En cuanto llegamos al mostrador le dije a la enfermera:
—Me duele mucho la espalda.
Ella me echó un vistazo por encima.
—Cariño, tú no estás de parto.
Se me humedecieron los ojos, para mí el dolor era insoportable.
—¿Tengo que regresar a casa?
Ella soltó un suspiro pesado.
—No, ahora el doctor tendrá que revisarte.
Salió de detrás del mostrador y me fijé en su camisa de enfermera blanca llena de pequeños corazoncitos. Me empujó hasta entrar a la habitación más próxima.
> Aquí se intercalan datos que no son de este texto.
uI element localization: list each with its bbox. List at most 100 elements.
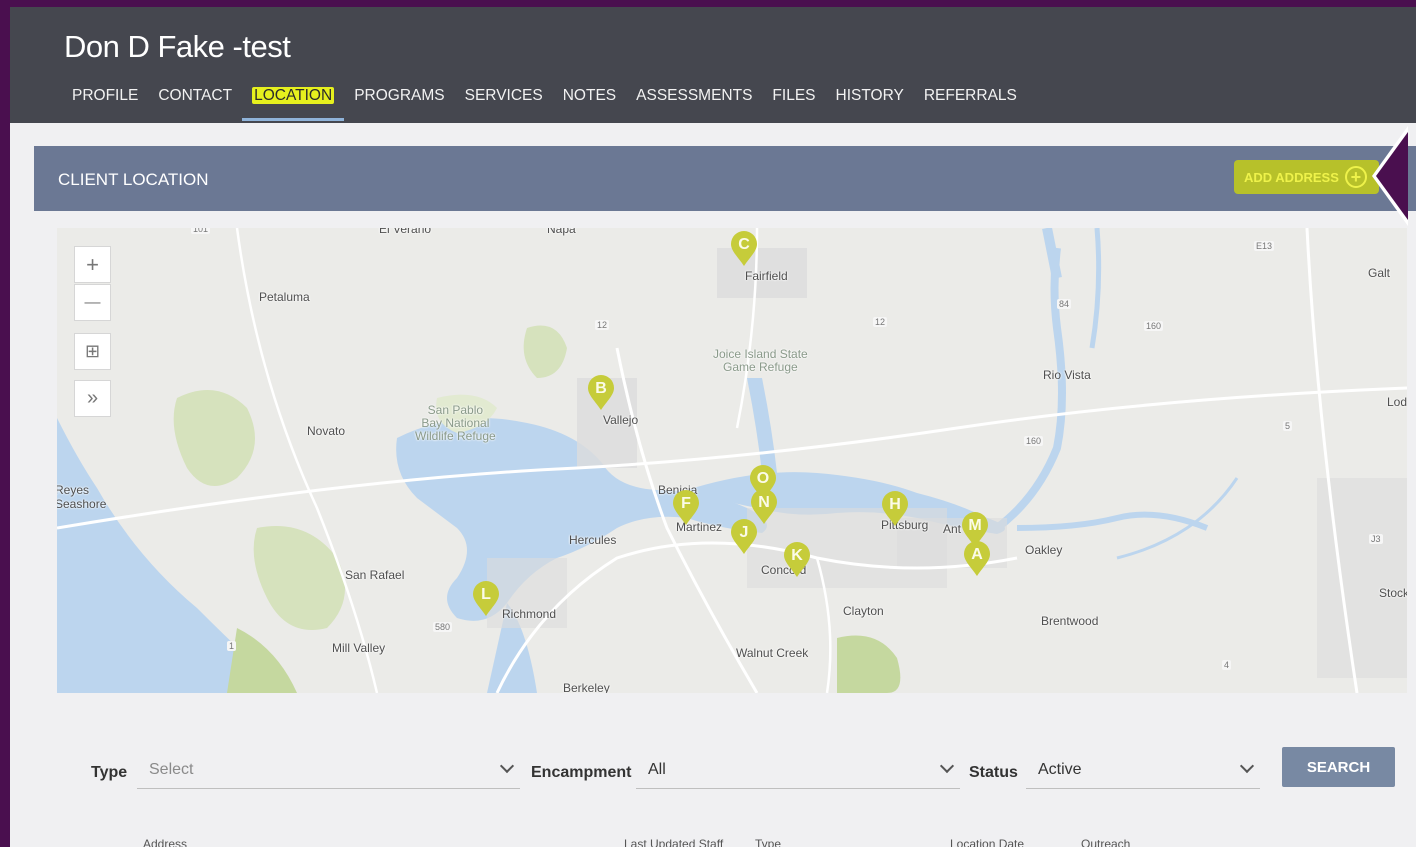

—Quítate la ropa y ponte esa bata. Cuando termines me avisas para colocarte el medidor de contracciones. Una vez que lo tengas puesto ya no podrás volver al baño, ¿trajiste un pato?
Abrí los ojos ante la sorpresa de que no podía volver a levantarme de la cama.
—¡No!
—Necesitas un pato. ¿Tu esposo ya se estacionó?
—El padre del niño tiene que estar en la sala de espera.
Percibí su desaprobación, pero no me sorprendió ya que el ginecólogo nos advirtió que era un hospital católico y no podíamos comentar nada sobre la subrogación.
—¿Cómo se llama?
Caminé hasta el baño y al girar le respondí:
—Nelson Colón.
El baño era amplio, algo extraño para un hospital, y la ducha tenía suficiente espacio. Me pregunté para qué si como dijo la enfermera ya no podría levantarme de la cama. Cuando salí no hizo falta llamarla porque ella ya estaba allí. Antes de recostarme en la camilla rodeó mi enorme barriga con una cinta que presumí era el monitor de contracciones, el cual no marcaba ni una sola, pero estaba segura de que si la ponía en mi espalda se dispararía con por lo menos una contracción por minuto. Quizás no tan seguidas, pero ninguna era imposible.